As the article explains:
“Almost all of the growth in top American earners has come from just three economic sectors: professional services, finance and insurance, and health care, groups that tend to benefit from regulatory barriers that shelter them from competition.”
This is important, especially because these findings come at a time when some policymakers are blaming trade, automation, and even immigration as the culprits of the economic divide. But as the article explains, the groups that comprise a disproportionate share of the top 1 percent of earners since 1980 tell a different story. These include physicians, executives, managers, sales supervisors, and analysts working in the financial sectors, as well as professional and legal service industry executives, managers, lawyers, consultants and sales representatives.
Moreover, these findings provide food for thought for all of those—typically on the left—that point to Northern Europe as an example of a more equitable society. In fact, as the article highlights, “Without changes in these largely domestic services industries — finance, health care, the law — the United States would look like Canada or Germany in terms of its top income shares.”

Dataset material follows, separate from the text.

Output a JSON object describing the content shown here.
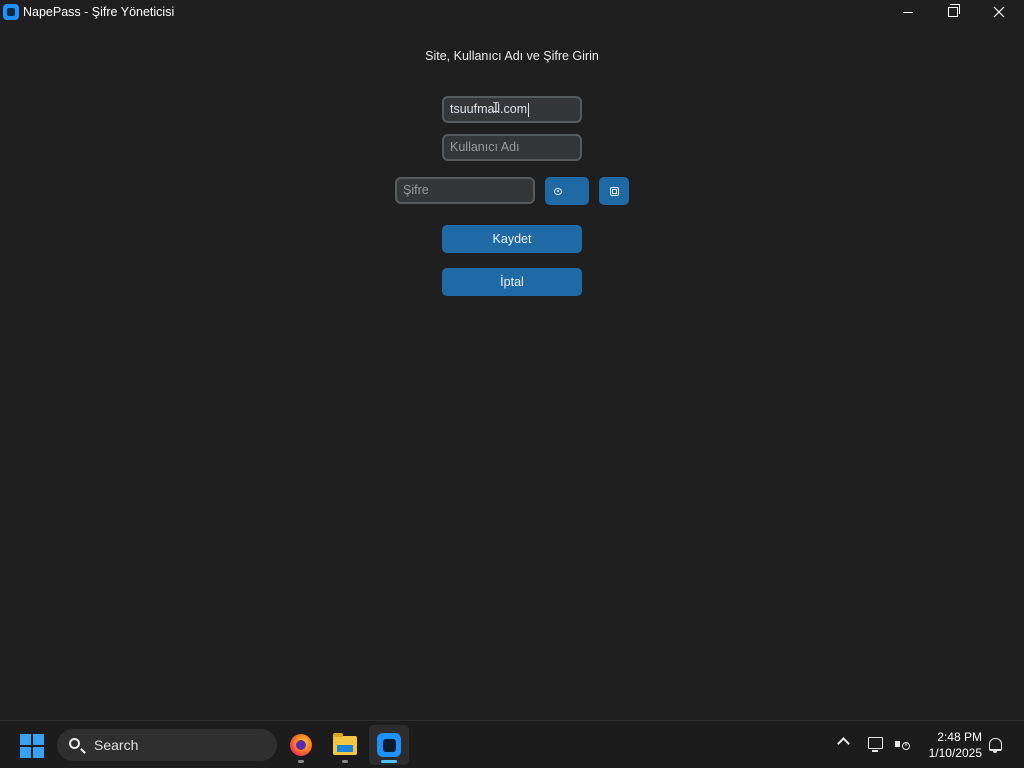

Interestingly, as the article notes, this trend is being noticed by other analysts as well. Two books, The Captured Economy by Brink Lindsey and Dream Hoarders by Richard V. Reeves have identified some of the factors driving the economic divide between rich and poor. And they are not at all what politicians usually talk about. They include: subsidies for the financial sector’s risk-taking, overprotection of software and pharmaceutical patents, the escalation of land-use controls that drive up rents in desirable metropolitan areas, favoritism toward market incumbents via state occupational licensing regulations.
The trend is clear and should not be ignored. More and more, large, well-connected industries are lobbying the government to enact regulatory barriers that directly benefit them, while all the others are being left behind. If allowed to continue, this dynamic has the potential to cripple the American dream and fundamentally reshape our country from a land of opportunity to a place where the only way to prosper is to rig the rules of the game. Through the years, millions of immigrants have come to America to escape places where only the politically connected where allowed to opportunity to succeed. Once in America, those seeking relief from such a system have often been able to flourish beyond their wildest expectations because hard work has always paid off in this country. But this might no longer be true if we allow cronyism to rig our economy. If we replace hard work with the power to influence the rules in one’s favor, we all lose.